À la même époque, à l’invitation de son directeur Peter Hall, Brook accepte de rejoindre la Royal Shakespeare Company, à condition de pouvoir se livrer à un travail de recherche sans impératif de présentation publique. Il imagine une structure autonome, intitulée LamdaTheatre, au sein de laquelle s’amorce une importante investigation sur le langage de l’acteur. Aventure de laboratoire qui débouchera sur une présentation célèbre de textes non théâtraux ou de fragments réunis sous l’intitulé « artaudien » Le Théâtre de la cruauté. Dans cet esprit, Brook monte, en 1964, Marat-Sade de Peter Weiss, où il s’attaque à la question des rapports entre politique et folie. Ce spectacle laisse entrevoir l’intérêt qu’il accordera plus tard aux problèmes de la maladie mentale.

Peter Brook, dans ces années d'effervescence, montre un vif intérêt pour le « théâtre documentaire » ; il met en scène, à Paris, Le Vicaire (1963), de Rolf Hochhuth, qui provoque un énorme scandale en dénonçant le silence du Vatican durant la Seconde Guerre mondiale, et organise une lecture de L’Instruction (1965) de Peter Weiss, une évocation des camps de concentration. Dans la même voie, le spectacle US (1966), qui condamne la guerre du Vietnam, est réalisé à partir d’entretiens avec les gens de la rue. Cependant, alors qu’il semble attacher sa réflexion au monde contemporain, à la surprise générale, le metteur en scène propose une pièce ancienne, oubliée, qui n’a probablement jamais été jouée, Œdipus rex (1968) de Sénèque, qu’il traite avec une sobriété tragique, austère et rituelle. En homme de contrastes, Peter Brook confirme ainsi son attrait pour « la voie double ».

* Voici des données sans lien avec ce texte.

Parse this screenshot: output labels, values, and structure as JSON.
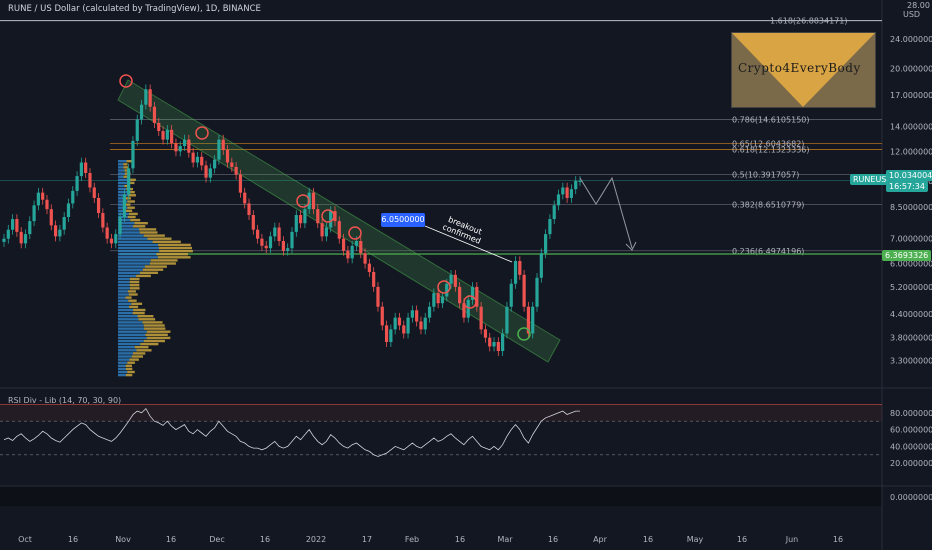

Brook réalise deux films à partir de ses spectacles : Marat-Sade (1967) et Le Roi Lear(1971). Puis il publie L’Espace vide (1968), livre organisé en quatre parties – « Le théâtre mortel », « Le théâtre sacré », « Le théâtre brut » et « Le théâtre immédiat » – qui connaîtra un vif retentissement parmi les praticiens du théâtre. Par ailleurs, il subit l’influence du penseur russe Georges Gurdjieff (1866-1949) et son théâtre porte la marque de cet enseignement.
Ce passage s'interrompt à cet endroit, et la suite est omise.